As part of our Dave Ramsey financial planning, he discusses his “zero-based budget”, which means telling every dollar where it should go before your month begins.
Here’s how to create a budget:
- Write down your total income. This is your after-tax take home pay, including everything from full-time jobs, side hustles, Social Security checks or any other income.
- List your expenses. Total all your costs — from gas, groceries and subscriptions to bills like your mortgage and electricity. Don’t forget irregular bills, such as quarterly insurance payments or seasonal expenses.
- Subtract your expenses from your income to get to a zero base. This doesn’t mean you don’t have anything in your bank account at the end of the month — it just means you have zero dollars left over in your budget. You know where every dollar is going.
- Have money left over? You’ll need to work on your budget until you get there, allocating more to debts to help pay them off sooner, according to your Debt Snowball Plan. If you don’t have any debts, it’s time to starting building your savings and wealth.
- Don’t have enough money to cover your monthly expenses? Start with your four walls: basic necessities like housing, food, medical and transportation. Then look for ways to cut out unnecessary spending – and yes, your Latte is unnecessary! If debt is taking over, you should set up a Debt Snowball. You also may need to consider boosting your income with a part-time job.
- Track your spending. This last step may be the most difficult but is the only way to know that your budget is on track with your life.

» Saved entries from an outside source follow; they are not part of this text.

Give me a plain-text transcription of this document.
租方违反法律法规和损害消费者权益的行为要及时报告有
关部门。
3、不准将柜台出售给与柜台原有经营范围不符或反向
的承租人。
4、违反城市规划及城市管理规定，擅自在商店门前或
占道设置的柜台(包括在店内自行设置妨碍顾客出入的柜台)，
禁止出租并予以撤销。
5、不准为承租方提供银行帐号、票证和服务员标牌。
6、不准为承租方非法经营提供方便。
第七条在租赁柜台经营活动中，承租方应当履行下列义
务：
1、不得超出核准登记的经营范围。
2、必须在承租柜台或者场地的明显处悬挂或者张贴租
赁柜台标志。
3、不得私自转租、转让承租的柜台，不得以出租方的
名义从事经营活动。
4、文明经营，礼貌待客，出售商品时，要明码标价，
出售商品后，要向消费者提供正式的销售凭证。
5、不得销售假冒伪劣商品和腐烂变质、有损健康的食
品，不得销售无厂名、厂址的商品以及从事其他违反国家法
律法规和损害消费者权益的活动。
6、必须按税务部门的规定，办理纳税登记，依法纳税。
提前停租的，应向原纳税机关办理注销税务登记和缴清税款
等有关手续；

Having a hard time with that last step? Here are some easy ways to keep you on track with your spending and savings goals as you begin to follow a budgeting plan:
- Use our Money Manager to keep it simple and in front of you. Log in to Digital Banking to get started.
- Be realistic. If cutting a lot of expenses seems overwhelming, try one area at a time so you can see progress immediately. Budgeting is like an overall healthy lifestyle — you want the extra weight to come off slowly but surely and be a long-term change.
- Revisit your budget in detail at least once a month – or even better, every payday. This will confirm that you are following your outlined plan and staying within your spending limits. It will also allow you to see any patterns that might be throwing your budget off, or any expenses that you might have originally forgotten to account for.
- Lastly, the most fun part – and best kind of incentive for following a budget – is to watch your savings grow! The best part about sticking to a budget is seeing the fruits of your efforts, in the form of more money staying in instead of going out!